After reading all of the above I am unclear whether 1) there's an upgrade path without losing data 2) whether `rm -rf /var/lib/docker/aufs` is safe in my setup 3) how to "re-recreate containers" in my setup. I use Dokku, opened https://github.com/dokku/dokku/issues/5523 to ask there too.
1
Reply
Score:0
avatar Ubuntu
in flag
dgiffone

Please note that if you should have moved the data directory to a different location (i.e.: via "data-root" option in daemon.json) you need to remove both aufs directories, the one under the new data-root and the one under /var/lib/docker before proceeding with installing the package

0 + 0
ธงชาติไทย
Elon Musk
I sit in a Tesla and translated this thread with Ai:

mangohost

Post an answer

Most people don’t grasp that asking a lot of questions unlocks learning and improves interpersonal bonding.

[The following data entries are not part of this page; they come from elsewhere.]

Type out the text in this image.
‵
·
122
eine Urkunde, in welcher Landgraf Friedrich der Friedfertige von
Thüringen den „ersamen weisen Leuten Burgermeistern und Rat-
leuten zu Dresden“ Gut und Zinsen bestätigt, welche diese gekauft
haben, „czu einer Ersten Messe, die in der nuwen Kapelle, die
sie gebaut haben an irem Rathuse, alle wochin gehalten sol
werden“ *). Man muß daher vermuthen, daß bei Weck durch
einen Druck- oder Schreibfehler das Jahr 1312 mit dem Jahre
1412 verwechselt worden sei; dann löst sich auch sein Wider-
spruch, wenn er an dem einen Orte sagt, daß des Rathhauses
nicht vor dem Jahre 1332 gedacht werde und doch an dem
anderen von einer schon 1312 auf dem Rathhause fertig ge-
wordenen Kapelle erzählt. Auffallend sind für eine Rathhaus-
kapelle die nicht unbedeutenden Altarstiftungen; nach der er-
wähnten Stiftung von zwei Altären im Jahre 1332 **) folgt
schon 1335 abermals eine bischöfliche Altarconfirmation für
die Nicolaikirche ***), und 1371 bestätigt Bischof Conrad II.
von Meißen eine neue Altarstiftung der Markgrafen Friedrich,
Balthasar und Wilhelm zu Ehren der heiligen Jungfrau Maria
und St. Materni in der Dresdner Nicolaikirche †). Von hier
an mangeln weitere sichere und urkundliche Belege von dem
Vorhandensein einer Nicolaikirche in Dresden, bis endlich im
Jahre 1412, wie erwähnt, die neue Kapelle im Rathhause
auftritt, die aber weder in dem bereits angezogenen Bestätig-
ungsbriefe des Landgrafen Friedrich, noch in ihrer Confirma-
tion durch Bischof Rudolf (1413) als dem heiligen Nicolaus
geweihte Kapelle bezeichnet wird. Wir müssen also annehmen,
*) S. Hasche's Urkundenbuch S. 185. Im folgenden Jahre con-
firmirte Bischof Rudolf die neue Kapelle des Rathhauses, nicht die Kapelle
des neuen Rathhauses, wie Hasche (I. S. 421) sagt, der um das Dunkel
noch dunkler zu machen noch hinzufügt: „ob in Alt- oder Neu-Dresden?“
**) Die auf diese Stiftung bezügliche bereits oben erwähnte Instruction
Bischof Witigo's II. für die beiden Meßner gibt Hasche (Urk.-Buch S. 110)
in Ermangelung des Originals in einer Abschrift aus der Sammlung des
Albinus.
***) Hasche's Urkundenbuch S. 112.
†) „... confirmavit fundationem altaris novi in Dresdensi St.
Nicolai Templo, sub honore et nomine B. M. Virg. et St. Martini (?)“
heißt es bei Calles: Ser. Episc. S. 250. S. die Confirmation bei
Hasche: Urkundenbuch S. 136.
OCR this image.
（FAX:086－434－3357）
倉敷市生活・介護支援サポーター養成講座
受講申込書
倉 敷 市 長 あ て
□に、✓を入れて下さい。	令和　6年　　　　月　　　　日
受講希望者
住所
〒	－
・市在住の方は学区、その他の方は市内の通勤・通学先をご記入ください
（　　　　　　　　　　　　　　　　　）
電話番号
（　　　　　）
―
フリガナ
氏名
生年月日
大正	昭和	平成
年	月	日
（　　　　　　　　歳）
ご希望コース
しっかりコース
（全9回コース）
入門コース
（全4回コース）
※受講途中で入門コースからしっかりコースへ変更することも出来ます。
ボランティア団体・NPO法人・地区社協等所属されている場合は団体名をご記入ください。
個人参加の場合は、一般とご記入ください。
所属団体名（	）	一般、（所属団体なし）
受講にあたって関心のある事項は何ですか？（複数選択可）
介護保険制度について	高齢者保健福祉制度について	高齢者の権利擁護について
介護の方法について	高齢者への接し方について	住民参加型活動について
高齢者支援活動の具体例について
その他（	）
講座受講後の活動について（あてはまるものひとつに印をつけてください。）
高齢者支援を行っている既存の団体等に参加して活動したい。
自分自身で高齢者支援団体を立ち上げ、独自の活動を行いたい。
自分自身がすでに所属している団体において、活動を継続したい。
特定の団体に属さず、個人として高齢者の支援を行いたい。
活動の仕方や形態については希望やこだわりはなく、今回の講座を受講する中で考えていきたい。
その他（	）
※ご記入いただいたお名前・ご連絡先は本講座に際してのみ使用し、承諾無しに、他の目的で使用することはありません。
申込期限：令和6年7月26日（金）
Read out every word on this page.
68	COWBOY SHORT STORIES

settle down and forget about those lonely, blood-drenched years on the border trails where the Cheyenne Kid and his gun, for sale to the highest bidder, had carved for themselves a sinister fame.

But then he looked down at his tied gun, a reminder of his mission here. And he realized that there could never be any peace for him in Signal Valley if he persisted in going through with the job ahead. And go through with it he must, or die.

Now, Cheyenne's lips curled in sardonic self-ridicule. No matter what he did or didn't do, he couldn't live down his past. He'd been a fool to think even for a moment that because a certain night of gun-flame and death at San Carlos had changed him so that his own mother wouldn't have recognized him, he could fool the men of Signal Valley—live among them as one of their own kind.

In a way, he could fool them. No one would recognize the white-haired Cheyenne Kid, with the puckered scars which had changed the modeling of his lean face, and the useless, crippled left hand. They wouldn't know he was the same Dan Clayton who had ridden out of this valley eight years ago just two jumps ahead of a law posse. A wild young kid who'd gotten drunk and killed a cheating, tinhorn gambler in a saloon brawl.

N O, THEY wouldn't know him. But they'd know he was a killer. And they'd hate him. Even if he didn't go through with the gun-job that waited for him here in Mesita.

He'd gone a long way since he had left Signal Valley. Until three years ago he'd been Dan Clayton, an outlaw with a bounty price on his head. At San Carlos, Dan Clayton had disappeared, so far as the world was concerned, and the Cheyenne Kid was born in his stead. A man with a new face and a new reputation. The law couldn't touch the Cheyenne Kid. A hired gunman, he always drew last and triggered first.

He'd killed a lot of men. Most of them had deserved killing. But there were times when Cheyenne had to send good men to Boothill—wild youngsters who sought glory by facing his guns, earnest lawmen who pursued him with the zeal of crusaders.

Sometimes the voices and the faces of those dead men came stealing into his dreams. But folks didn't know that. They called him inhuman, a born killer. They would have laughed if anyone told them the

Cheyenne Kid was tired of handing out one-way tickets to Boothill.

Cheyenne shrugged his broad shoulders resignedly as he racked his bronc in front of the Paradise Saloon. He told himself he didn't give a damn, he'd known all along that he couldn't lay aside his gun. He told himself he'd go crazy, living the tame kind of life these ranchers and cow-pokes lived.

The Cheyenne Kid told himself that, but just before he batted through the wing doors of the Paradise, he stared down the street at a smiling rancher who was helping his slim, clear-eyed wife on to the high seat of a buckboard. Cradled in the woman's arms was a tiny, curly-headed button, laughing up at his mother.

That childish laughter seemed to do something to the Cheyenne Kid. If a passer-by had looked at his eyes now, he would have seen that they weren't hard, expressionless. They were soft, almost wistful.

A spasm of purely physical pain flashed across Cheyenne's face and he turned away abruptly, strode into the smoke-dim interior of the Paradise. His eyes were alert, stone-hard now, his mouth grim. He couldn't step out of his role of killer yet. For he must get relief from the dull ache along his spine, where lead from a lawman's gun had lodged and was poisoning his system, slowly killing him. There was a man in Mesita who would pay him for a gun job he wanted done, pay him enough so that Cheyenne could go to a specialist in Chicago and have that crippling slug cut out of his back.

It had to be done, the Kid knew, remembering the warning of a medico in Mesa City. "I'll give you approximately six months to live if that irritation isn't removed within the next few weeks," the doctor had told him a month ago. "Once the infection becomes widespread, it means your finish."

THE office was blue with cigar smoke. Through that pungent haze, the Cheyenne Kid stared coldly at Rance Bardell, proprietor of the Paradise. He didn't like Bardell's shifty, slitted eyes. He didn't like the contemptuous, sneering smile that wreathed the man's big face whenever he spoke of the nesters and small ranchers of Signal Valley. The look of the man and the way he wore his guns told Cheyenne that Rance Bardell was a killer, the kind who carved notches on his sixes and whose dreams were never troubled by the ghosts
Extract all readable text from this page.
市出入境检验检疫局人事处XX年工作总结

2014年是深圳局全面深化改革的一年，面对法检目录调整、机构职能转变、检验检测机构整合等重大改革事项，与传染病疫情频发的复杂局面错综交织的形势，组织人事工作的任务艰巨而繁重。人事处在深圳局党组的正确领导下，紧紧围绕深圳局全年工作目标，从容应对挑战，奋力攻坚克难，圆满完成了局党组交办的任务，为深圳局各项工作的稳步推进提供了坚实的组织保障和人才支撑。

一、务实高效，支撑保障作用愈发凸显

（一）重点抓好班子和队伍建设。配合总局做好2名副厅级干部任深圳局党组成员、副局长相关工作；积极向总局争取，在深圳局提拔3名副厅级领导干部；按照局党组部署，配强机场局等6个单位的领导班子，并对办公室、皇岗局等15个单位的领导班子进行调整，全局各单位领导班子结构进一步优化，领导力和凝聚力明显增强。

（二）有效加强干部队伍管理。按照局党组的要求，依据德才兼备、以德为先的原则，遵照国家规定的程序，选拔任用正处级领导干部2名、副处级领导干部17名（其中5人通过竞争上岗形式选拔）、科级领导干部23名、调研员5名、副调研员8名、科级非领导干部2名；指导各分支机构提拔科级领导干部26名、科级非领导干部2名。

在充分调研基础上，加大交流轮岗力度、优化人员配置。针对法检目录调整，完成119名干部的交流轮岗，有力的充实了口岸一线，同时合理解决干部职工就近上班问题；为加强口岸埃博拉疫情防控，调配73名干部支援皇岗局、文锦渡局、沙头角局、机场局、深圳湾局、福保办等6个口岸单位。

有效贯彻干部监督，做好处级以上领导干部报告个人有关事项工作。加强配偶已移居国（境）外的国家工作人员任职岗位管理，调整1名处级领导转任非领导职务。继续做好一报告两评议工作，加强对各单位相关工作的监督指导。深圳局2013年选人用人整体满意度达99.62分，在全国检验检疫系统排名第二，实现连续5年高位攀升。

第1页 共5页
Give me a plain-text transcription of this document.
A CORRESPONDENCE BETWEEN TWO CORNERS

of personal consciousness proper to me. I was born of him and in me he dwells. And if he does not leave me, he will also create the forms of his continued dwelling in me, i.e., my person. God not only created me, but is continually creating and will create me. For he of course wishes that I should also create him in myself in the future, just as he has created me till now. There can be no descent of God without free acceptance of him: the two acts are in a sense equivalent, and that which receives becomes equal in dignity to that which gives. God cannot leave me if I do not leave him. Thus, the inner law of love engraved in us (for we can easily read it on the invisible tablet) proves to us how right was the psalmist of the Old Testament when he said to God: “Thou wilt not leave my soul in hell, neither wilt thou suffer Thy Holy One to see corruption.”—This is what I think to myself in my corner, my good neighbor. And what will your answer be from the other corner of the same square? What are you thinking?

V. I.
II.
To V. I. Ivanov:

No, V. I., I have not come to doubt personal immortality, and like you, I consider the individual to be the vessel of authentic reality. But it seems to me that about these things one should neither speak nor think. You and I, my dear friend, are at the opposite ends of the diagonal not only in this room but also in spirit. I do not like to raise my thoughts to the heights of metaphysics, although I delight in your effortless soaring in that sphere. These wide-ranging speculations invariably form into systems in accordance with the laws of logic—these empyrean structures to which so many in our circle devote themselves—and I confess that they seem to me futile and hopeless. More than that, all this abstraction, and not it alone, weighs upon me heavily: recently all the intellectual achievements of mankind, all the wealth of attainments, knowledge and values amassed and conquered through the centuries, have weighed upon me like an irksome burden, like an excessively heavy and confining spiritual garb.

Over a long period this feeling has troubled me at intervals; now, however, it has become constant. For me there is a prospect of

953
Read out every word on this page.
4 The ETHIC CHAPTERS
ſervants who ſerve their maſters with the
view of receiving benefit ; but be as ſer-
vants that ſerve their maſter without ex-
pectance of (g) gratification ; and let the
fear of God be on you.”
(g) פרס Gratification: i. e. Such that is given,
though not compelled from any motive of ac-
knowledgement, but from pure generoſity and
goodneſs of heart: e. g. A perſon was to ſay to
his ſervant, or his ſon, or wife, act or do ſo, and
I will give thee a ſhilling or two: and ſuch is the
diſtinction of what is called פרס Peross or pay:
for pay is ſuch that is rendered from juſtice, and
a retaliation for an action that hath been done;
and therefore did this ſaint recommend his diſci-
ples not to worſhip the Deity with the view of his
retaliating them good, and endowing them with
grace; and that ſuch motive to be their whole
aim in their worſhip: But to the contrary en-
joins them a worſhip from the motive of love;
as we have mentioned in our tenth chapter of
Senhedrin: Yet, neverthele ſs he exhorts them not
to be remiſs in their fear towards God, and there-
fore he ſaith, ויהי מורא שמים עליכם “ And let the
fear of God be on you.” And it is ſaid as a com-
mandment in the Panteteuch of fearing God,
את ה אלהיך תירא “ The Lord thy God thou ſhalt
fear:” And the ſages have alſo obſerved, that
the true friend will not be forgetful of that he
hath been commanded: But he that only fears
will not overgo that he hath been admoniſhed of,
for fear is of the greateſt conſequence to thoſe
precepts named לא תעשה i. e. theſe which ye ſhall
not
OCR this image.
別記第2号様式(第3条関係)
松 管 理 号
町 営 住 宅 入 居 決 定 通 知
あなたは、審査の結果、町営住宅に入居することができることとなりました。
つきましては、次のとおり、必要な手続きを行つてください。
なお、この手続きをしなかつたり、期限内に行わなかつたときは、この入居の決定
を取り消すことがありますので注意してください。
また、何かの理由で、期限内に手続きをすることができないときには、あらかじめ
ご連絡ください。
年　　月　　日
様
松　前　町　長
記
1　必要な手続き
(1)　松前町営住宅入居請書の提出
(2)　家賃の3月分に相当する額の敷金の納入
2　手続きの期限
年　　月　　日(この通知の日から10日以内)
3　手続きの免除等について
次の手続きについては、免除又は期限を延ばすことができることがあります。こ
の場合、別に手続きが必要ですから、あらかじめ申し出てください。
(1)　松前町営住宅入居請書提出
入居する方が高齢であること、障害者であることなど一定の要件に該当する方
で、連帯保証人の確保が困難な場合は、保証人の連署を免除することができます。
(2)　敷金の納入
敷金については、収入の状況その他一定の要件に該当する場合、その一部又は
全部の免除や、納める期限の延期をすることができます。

In Alison’s studies, for example, though people could accurately recall how many questions had been asked in their conversations, they didn’t intuit the link between questions and liking. Across four studies, in which participants were engaged in conversations themselves or read transcripts of others’ conversations, people tended not to realize that question asking would influence—or had influenced—the level of amity between the conversationalists.